On that note, the Financial Industry Regulatory Authority (FINRA) now considers a live securities and professional responsibility issue. It has a request for comment out about whether non-attorney representatives (NARS) should continue to represent persons in FINRA's arbitration forum. States approach unauthorized practice in different ways. Florida has vigorously policed the unauthorized practice of law. New York, on the other hand, has allowed NARS to represent persons in arbitration.
There may be good reason to be concerned about representation quality from non-attorney advocates. The New York Times covered the issue in 2010, profiling Stock Market Recovery Consultants, an outfit that represents investors in securities arbitration.

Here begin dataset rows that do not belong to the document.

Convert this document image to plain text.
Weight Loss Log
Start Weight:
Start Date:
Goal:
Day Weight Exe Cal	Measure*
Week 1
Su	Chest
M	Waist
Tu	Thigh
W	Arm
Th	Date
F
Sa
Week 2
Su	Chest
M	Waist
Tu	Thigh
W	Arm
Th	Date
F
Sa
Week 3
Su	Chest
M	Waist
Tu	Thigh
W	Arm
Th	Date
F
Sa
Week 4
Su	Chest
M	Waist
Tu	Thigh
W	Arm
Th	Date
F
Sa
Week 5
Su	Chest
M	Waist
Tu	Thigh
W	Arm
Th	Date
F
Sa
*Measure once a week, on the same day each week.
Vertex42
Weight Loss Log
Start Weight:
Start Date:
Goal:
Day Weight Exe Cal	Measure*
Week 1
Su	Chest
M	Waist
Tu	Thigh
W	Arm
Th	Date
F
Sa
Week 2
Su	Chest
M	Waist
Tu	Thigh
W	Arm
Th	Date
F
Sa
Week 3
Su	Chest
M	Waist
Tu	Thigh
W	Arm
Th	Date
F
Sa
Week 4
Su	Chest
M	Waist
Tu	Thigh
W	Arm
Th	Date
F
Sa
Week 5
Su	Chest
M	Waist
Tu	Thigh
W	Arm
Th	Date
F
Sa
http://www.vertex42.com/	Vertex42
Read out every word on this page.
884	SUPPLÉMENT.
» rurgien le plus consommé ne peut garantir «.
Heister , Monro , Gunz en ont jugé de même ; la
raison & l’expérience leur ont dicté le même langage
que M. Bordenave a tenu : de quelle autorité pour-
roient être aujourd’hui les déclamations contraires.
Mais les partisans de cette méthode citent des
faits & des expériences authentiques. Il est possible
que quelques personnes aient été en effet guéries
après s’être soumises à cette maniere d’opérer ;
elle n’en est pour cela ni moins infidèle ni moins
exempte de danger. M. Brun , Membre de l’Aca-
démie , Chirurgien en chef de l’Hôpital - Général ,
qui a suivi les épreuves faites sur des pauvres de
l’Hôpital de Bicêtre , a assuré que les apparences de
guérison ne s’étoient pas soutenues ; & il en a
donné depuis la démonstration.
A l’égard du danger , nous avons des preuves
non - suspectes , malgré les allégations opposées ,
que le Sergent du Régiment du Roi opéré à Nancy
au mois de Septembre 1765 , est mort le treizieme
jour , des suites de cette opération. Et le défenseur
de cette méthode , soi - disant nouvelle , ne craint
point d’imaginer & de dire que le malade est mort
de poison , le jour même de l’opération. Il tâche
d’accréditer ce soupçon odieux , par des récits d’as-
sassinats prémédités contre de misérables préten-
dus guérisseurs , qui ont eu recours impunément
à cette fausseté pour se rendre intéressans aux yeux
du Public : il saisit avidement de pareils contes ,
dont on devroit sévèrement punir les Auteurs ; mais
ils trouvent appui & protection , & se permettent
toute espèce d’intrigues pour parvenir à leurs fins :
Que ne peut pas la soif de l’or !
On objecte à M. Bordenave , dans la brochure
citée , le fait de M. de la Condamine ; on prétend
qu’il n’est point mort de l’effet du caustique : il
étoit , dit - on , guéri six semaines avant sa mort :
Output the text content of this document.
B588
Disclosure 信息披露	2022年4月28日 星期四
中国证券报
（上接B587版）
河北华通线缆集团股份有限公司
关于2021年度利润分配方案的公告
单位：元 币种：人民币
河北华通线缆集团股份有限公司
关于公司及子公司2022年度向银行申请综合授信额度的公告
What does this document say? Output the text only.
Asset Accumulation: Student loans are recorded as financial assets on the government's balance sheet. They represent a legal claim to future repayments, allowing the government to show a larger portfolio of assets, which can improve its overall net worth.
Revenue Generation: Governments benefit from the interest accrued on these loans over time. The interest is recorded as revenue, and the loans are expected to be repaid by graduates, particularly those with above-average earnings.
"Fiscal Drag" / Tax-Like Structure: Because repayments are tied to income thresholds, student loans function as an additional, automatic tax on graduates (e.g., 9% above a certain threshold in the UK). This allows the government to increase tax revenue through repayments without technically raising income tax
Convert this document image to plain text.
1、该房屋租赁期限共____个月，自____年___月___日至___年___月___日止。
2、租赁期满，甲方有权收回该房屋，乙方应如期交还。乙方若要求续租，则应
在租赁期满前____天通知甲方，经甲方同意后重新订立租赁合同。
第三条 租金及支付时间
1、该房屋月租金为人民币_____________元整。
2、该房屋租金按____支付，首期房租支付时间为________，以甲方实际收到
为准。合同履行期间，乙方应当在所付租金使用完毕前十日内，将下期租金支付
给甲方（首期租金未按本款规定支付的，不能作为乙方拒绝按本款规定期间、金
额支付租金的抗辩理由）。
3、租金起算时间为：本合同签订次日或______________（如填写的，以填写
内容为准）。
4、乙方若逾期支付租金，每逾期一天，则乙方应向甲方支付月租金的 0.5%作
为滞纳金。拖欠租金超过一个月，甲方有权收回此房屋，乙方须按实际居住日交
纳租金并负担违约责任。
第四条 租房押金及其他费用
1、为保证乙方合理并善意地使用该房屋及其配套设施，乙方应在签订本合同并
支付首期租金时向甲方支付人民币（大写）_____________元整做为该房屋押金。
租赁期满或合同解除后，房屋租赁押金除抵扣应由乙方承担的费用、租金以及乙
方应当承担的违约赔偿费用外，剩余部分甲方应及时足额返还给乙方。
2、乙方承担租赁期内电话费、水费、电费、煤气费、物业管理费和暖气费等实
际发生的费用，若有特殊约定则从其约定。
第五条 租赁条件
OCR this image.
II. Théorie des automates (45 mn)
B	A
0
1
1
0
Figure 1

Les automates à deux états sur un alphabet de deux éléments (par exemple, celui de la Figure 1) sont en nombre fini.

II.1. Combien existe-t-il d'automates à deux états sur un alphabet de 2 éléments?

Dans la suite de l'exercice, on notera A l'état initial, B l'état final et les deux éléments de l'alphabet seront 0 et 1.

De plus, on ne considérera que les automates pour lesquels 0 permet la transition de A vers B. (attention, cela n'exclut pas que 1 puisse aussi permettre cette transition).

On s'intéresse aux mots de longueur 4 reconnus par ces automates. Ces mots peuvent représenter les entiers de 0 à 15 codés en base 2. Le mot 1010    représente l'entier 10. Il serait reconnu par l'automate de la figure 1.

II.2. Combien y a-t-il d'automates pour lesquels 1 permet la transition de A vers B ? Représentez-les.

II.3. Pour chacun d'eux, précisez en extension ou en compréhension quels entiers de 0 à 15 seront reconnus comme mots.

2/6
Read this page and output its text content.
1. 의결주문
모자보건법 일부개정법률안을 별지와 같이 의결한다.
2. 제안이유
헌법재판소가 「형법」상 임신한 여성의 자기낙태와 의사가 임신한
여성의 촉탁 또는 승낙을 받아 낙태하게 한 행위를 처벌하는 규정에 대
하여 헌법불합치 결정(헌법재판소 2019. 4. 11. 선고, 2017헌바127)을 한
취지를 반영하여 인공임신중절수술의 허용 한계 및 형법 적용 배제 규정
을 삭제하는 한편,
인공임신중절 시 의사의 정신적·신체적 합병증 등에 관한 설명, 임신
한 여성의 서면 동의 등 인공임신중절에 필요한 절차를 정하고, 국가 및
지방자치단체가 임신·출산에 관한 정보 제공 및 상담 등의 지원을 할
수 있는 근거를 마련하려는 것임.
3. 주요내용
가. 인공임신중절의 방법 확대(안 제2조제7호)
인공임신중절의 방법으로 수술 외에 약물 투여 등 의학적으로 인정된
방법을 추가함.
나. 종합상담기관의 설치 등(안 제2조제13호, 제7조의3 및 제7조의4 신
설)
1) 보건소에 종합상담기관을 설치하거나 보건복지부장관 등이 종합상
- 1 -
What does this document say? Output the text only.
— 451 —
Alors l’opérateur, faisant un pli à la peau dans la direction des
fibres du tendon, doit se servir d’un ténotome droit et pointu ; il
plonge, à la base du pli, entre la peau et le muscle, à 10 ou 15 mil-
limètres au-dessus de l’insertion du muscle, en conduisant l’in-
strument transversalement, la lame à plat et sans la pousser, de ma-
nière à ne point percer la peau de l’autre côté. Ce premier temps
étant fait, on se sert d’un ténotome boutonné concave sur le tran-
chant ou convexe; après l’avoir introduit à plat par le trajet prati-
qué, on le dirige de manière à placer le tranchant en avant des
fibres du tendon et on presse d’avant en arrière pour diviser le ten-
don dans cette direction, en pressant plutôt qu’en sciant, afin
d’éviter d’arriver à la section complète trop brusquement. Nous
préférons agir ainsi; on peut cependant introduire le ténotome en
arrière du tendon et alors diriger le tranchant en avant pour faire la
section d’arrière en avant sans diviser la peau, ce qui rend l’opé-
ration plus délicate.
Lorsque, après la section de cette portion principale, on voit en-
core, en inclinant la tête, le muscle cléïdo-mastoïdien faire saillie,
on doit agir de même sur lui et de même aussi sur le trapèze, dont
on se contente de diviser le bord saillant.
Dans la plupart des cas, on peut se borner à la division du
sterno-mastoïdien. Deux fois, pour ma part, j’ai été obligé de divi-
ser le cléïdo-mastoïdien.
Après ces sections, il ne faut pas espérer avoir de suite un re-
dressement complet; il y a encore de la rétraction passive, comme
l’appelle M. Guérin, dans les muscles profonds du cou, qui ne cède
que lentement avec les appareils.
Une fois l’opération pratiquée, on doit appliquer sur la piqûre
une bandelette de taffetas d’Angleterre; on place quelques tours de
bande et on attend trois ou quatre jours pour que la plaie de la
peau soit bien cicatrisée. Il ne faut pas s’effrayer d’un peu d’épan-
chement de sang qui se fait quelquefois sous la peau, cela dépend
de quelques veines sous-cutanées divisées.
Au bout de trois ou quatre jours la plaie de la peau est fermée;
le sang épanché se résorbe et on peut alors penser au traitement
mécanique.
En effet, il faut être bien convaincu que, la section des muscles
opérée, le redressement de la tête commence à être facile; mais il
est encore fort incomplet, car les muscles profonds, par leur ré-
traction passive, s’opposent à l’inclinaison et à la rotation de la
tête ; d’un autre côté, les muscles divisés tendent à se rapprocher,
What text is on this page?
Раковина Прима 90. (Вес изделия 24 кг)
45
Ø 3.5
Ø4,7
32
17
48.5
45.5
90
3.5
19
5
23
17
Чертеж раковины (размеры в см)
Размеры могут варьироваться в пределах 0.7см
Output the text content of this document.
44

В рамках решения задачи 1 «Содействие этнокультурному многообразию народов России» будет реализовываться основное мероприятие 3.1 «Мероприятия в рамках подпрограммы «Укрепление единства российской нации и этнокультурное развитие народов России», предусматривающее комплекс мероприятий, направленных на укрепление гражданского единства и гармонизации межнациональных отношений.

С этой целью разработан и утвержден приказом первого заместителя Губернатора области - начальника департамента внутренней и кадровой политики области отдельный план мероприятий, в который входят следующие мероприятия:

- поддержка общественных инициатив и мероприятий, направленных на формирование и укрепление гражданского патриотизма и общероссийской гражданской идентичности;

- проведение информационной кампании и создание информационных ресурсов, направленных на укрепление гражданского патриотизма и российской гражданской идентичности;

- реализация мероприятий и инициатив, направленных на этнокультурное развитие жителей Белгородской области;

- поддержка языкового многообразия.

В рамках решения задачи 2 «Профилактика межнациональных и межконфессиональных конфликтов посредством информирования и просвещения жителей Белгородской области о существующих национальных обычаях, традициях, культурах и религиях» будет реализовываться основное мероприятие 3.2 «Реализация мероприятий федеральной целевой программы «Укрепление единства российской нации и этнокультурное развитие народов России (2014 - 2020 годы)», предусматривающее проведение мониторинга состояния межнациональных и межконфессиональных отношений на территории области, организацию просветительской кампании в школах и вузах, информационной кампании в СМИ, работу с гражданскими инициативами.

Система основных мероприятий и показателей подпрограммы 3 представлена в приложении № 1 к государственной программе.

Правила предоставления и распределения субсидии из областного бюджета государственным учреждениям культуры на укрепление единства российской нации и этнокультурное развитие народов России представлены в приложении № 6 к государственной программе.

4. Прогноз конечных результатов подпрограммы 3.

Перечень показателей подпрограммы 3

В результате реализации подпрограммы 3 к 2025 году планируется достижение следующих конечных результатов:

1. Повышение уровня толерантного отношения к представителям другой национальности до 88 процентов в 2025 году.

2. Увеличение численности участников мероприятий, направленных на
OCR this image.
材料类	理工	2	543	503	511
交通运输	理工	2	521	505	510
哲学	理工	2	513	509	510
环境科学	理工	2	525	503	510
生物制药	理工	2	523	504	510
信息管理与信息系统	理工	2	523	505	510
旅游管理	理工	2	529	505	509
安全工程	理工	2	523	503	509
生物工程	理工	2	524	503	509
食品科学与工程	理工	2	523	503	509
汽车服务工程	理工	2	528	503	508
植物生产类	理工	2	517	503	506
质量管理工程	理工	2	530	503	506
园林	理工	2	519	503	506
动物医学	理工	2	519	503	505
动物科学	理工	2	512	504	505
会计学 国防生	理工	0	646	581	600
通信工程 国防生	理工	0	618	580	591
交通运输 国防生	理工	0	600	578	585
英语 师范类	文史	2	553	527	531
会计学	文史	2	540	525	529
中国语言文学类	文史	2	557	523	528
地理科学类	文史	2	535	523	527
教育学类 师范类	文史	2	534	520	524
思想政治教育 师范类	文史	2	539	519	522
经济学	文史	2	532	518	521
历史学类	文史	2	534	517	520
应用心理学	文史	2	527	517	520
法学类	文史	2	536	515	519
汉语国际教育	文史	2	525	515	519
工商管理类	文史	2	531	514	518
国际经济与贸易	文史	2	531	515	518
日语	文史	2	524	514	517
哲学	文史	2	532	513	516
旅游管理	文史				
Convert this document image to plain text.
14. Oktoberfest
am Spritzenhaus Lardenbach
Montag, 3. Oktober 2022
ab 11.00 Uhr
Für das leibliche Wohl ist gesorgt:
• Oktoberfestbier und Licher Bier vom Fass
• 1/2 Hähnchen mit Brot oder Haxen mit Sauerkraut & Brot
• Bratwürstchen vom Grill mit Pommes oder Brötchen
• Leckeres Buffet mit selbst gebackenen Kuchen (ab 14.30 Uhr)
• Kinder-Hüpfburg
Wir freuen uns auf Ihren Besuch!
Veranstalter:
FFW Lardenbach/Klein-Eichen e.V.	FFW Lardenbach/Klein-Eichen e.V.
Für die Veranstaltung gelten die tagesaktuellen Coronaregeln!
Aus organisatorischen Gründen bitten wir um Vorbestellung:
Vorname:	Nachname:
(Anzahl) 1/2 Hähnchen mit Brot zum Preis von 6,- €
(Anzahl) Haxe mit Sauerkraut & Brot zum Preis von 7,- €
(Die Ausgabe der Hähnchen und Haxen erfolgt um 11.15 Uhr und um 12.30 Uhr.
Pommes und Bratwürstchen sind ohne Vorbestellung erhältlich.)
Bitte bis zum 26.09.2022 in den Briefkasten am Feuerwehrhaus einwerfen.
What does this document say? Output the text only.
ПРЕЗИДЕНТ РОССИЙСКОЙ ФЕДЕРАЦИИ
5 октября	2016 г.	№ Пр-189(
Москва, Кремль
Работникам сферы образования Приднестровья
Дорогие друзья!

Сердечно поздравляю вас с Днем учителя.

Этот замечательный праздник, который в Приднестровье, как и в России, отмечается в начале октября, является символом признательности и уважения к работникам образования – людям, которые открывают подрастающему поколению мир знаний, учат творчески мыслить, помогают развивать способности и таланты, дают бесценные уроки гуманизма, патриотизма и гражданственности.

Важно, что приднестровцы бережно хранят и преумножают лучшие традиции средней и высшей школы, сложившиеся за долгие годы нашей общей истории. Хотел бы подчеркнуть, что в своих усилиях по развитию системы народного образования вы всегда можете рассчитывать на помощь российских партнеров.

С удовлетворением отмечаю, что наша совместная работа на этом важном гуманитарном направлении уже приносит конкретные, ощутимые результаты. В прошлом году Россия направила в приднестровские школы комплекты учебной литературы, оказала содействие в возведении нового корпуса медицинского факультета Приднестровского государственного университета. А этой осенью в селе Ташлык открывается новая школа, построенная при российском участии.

The Times pointed out that one of the firm's principals "pleaded guilty in 2004 to insurance fraud in a million-dollar scam involving jewelry." Another one of the firm's principals suggested that the Times speak with an attorney that had represented a defendant against them:
Mr. Lapin offered a lawyer who has opposed him on several cases — Michael Schwartzberg of Winget, Spadafora & Schwartzberg — to vouch for his performance. He vouched thusly: “Dealing with Mr. Lapin and his operation is one of the most frustrating experiences I’ve ever dealt with.” Mr. Schwartzberg said the claims that Stock Market Recovery Consultants files — before it has fully investigated the case, and using passages cut and pasted from previous claims — sometimes don’t even get the client’s name right. When it comes to settling, he added, “It’s like hondling at a flea market with these guys: ‘I got these shirts 3 for 10, but for you, 3 for 5.’ ”
FINRA has begun to post comments that it has received. One arbitrator reports that "experiences with NARS have, without exception, been negative: NARs have been discourteous to everyone and made numerous baseless objections and irrelevant arguments, resulting in unnecessarily long and unpleasant hearings." Perhaps shedding light on NARS's practice quality and attention to detail, an oddly-formatted letter takes the opposite position and contends that "[w]hen we restrict, FINRA or State or other, the rights to an effective ADR process in which would impede the intended purpose; we spit in the face of SCOTUS and the American people." Another arbitrator and commentator memorably relates his experience encountering a claim that was "heavy on legal jargon" and "significantly short of the factual allegations needed to state a claim." The arbitrator assumed the pleading had "been prepared by a singularly incompetent lawyer." When he discovered it was a NAR, he reached out to the state bar.
For those interested, the FINRA comment period closes on December 18th.
Sometimes, it can be difficult to distinguish between consumer protection and protectionism for attorneys. To be sure, booting NARS out of the forum will mean that attorneys get more cases. It should only be done if NARS have not delivered competent representation.